The only drawback was that she lived about 2700 miles away in Philadelphia. But I wrote to her and she wrote back that day. I learned that she’d grown up in Arizona, had been divorced for two years, worked as a chemist at an environmental consulting firm, had been vegetarian for twelve-years and vegan for one.  But most importantly, I found out that she was more than willing to relocate for “Mr. Right!”

After about a month of e-mail correspondence and telephone conversations, we both learned a lot more about each other and felt a strong connection. But the real test would come with us actually, physically meeting, so I made a reservation to fly to Philadelphia.   I learned later that  Kendra was cautioned by friends and family against meeting me, a stranger she had just met on the internet.  I could be some psychopath for all she knew.  Yeah, that’s right.  That’s the way we psychopaths operate.  We lurk on vegetarian dating sites, meet women on the other side of the country,  spend a month baring our souls by e-mail and pay our own way to fly 2700 miles to kill those vegetarian women and cannibalize their bodies. Well, I arrived in Philadelphia and our connection felt even stronger in person. So I decided not to kill her. Our journey had truly begun.

Over the next few months we met a couple more times. Then Kendra’s company decided to transfer someone to their Davis, California, office.

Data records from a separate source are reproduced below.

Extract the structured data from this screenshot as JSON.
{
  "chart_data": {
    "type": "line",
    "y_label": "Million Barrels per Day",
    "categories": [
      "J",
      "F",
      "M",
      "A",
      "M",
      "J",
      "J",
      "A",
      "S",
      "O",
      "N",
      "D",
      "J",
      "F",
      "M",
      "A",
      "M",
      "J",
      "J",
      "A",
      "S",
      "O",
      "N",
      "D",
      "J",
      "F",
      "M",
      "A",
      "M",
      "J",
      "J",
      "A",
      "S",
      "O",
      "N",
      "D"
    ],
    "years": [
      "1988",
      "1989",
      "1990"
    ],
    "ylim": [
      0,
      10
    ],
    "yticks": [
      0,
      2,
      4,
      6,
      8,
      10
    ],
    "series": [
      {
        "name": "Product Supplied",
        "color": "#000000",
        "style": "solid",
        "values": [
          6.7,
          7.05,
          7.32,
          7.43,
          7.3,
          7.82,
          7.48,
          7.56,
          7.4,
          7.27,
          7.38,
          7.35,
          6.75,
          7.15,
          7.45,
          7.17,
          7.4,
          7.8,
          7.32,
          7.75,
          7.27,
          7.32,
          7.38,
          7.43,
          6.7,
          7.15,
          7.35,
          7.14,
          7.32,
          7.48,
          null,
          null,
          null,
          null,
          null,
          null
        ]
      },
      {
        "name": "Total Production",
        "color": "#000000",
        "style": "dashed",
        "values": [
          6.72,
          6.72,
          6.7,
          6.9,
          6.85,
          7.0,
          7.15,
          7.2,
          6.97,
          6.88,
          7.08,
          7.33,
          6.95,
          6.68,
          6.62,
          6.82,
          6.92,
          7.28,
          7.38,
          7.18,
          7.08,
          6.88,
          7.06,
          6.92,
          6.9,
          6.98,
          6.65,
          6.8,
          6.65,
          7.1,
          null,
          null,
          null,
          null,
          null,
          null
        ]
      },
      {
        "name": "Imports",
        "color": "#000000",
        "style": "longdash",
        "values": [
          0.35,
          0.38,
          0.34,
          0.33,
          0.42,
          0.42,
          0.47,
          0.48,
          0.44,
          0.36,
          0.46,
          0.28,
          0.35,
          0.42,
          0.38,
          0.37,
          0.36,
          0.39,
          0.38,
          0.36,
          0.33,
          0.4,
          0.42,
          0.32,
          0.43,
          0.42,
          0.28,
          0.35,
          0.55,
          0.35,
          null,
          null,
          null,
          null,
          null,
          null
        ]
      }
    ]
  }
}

Kendra had wanted for some time to move closer to her family in Arizona and now, wanting to move closer to me, she jumped at the chance. And so, in August of 2000, four months after our on-line meeting, I flew back out to Philadelphia to help drive her and her four cats across country to Davis. That was quite an adventure, sneaking the cats into motel rooms along the way, the A/C going out in Utah, and Kendra in the throes of PMS!

I moved up to Davis the following summer.  I had found my life partner, someone who loved me for who I was, accepted my flaws and helped me to recognize my strengths.  Kendra  brought balance to my life, brought organization where there was once chaos,  and stability where there was once insecurity.  We  were married in July of 2001 in the gazebo at the UC Davis Arboretum with only six in attendance: her mother, stepfather and sister; my two sisters and my best friend acting as best man.  It was a simple, lovely wedding presided over by a retired Justice of the Peace. We chose to be barefoot as we took our vows. A week later we had a mini honeymoon in South Lake Tahoe.  In the fall we had a beautiful reception with family and friends at my sister’s house in Simi Valley, replete with delicious vegan food, even the cake.  And a band that played the loveliest rendition of Santana’s Samba Pa Ti. The following spring we had our “real” honeymoon in Paris.

Kendra and I lived up in Davis together for two years. In 2003 we both decided to move back down to Los Angeles. Kendra fell in love with L.A. and felt it was the place she was meant to be. In 2005, with some financial help from Kendra’s parents, we bought a condo at The Village Green, in southwest Los Angeles, a  residential community set  in 64 acres filled with  trees and a large green flanked by two smaller ones.  It was like living in a park.   We both knew we wanted to spend the rest of our lives in this beautiful place, growing old together.  Two old, happy vegans, very much in love.